31-3.5 Advice for young interactive journalists
Today, I taught my last formal class for this year’s class of Interhacktives at City University. The two terms I teach them in have gone astonishingly quickly, but I’ve enjoyed it very much. I’m looking forward to seeing what they do with what they’ve learned, both in their final assessed piece of work and in their careers to come.
And as something of a parting gift, I wanted to leave them with five general pieces of advice for their no-doubt brilliant future careers:
1. Know your kit
Android versus iOS, Mac versus PC, Canon versus Nikon. None of this matters. All of them are perfectly good bits of kit that will allow you to do you job. Just make sure that you’re familiar enough with them that they effectively disappear, leaving you to focus on the journalism. Don’t rely on your work IT department to provide you with what you need – they’re always behind the curve and are working to different agendas. Make the right kit choices for you, and put the time in to make sure you know how it works. It’ll pay off in spades, because it gives you the time and the skills to produce really good work. Which leads us to…
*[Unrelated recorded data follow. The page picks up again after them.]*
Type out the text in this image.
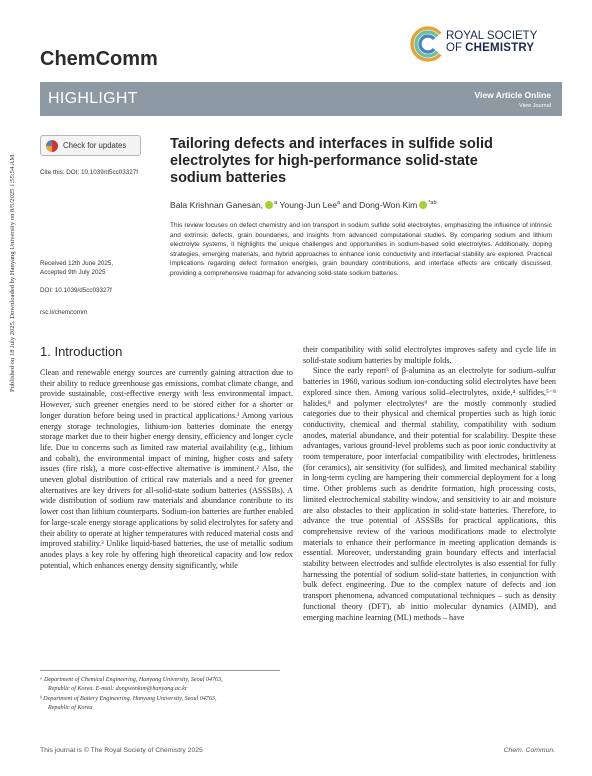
Published on 18 July 2025. Downloaded by Hanyang University on 8/5/2025 1:55:54 AM.
ChemComm
ROYAL SOCIETY
OF CHEMISTRY
HIGHLIGHT	View Article Online
View Journal
Check for updates
Cite this: DOI: 10.1039/d5cc03327f
Received 12th June 2025,
Accepted 9th July 2025
DOI: 10.1039/d5cc03327f
rsc.li/chemcomm
Tailoring defects and interfaces in sulfide solid electrolytes for high-performance solid-state sodium batteries
Bala Krishnan Ganesan, $^a$ Young-Jun Lee$^a$ and Dong-Won Kim $^{*ab}$
This review focuses on defect chemistry and ion transport in sodium sulfide solid electrolytes, emphasizing the influence of intrinsic and extrinsic defects, grain boundaries, and insights from advanced computational studies. By comparing sodium and lithium electrolyte systems, it highlights the unique challenges and opportunities in sodium-based solid electrolytes. Additionally, doping strategies, emerging materials, and hybrid approaches to enhance ionic conductivity and interfacial stability are explored. Practical implications regarding defect formation energies, grain boundary contributions, and interface effects are critically discussed, providing a comprehensive roadmap for advancing solid-state sodium batteries.
1. Introduction

Clean and renewable energy sources are currently gaining attraction due to their ability to reduce greenhouse gas emissions, combat climate change, and provide sustainable, cost-effective energy with less environmental impact. However, such greener energies need to be stored either for a shorter or longer duration before being used in practical applications.¹ Among various energy storage technologies, lithium-ion batteries dominate the energy storage market due to their higher energy density, efficiency and longer cycle life. Due to concerns such as limited raw material availability (e.g., lithium and cobalt), the environmental impact of mining, higher costs and safety issues (fire risk), a more cost-effective alternative is imminent.² Also, the uneven global distribution of critical raw materials and a need for greener alternatives are key drivers for all-solid-state sodium batteries (ASSSBs). A wide distribution of sodium raw materials and abundance contribute to its lower cost than lithium counterparts. Sodium-ion batteries are further enabled for large-scale energy storage applications by solid electrolytes for safety and their ability to operate at higher temperatures with reduced material costs and improved stability.³ Unlike liquid-based batteries, the use of metallic sodium anodes plays a key role by offering high theoretical capacity and low redox potential, which enhances energy density significantly, while

their compatibility with solid electrolytes improves safety and cycle life in solid-state sodium batteries by multiple folds.

Since the early report³ of β-alumina as an electrolyte for sodium–sulfur batteries in 1960, various sodium ion-conducting solid electrolytes have been explored since then. Among various solid–electrolytes, oxide,⁴ sulfides,⁵⁻⁸ halides,⁸ and polymer electrolytes⁹ are the mostly commonly studied categories due to their physical and chemical properties such as high ionic conductivity, chemical and thermal stability, compatibility with sodium anodes, material abundance, and their potential for scalability. Despite these advantages, various ground-level problems such as poor ionic conductivity at room temperature, poor interfacial compatibility with electrodes, brittleness (for ceramics), air sensitivity (for sulfides), and limited mechanical stability in long-term cycling are hampering their commercial deployment for a long time. Other problems such as dendrite formation, high processing costs, limited electrochemical stability window, and sensitivity to air and moisture are also obstacles to their application in solid-state batteries. Therefore, to advance the true potential of ASSSBs for practical applications, this comprehensive review of the various modifications made to electrolyte materials to enhance their performance in meeting application demands is essential. Moreover, understanding grain boundary effects and interfacial stability between electrodes and sulfide electrolytes is also essential for fully harnessing the potential of sodium solid-state batteries, in conjunction with bulk defect engineering. Due to the complex nature of defects and ion transport phenomena, advanced computational techniques – such as density functional theory (DFT), ab initio molecular dynamics (AIMD), and emerging machine learning (ML) methods – have

ᵃ Department of Chemical Engineering, Hanyang University, Seoul 04763,
Republic of Korea. E-mail: dongwonkim@hanyang.ac.kr
ᵇ Department of Battery Engineering, Hanyang University, Seoul 04763,
Republic of Korea
This journal is © The Royal Society of Chemistry 2025	Chem. Commun.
2. Invest time to save time
Digital journalism is about working clever, so you can work hard but effectively. The best time investment I’ve put in during the last few years is learning Markdown. This is a “language” for writing web copy fluidly, without having to hard code the HTML and without the time delay of constantly going up to click on the formatting buttons. So far I’ve written this post – links, crossheads and all, without touching the trackpad once. All the formatting has been done using Markdown, and it’ll be translated to HTML when I publish. WordPress supports it. Medium supports it. SquareSpace supports it. Great skill to learn, because it makes me faster. Find things like this. Take the time to learn them.
@adders you gotta add an addendum to 2. Learn to touchtype & learn to type really fast on a touchscreen. D'you like the Markdown there!— ilicco (@ilicco) March 5, 2014
3. Never be afraid to experiment
People who tell you what the “right” way to use an online service are usually wrong. Why? Because these things change over time. Like any social system, the dynamics are constantly changing, and the evolving technology beneath them – and around them – just accelerates that process. IGNORE any article that tells you how to use a new social platform within the first month or so of that platform’s life – maybe the first six months. Behaviour patterns take a while to emerge, and even longer to settle down. The people who create the service are often atrociously bad at understanding how it will eventually be used. Learn by experimenting – and by watching the experiments of others.
4. Find your peers
I’ve had a cohort of friends and colleagues around me as long as I’ve been doing digital journalism. The likes of Kevin Anderson, Robin Hamman, Joanna Geary, Alison Gow, Sarah Hartley, Andy Dickinson, Graham Holliday, Martin Stabe, Glyn Mottershead and Paul Bradshaw have been influencing my thinking for over a decade, and way too many others to list have joined that on-going conversation about digital journalism in the time since. We’ve shared experiences, knowledge, failures and successes, and through that driven the field forwards. This field is moving too fast for any one person to keep up with on their own – so find people you trust, and continue sharing your experiences with them. If those are your classmates, so much the better.
5. Don’t obsess about journalism
Many of the things that will change journalism won’t come from within journalism. Pay attention to what your peers all over the world are doing, sure. But cast your net wider. Many of the disasters we’ve seem in media’s attempt to develop online community have happened because the people behind it haven’t looked outside the media frame of reference. There’s experience, learning and methodology that’s been developed over two decades that’s been ignored or missed simply because the discussion about the future of news has turned inwards. Disruption comes from the outside: if you want to see it coming, you need to be looking the right way.
This is the fifth in a series of one-a-day substantive posts I’m going to try to write through March.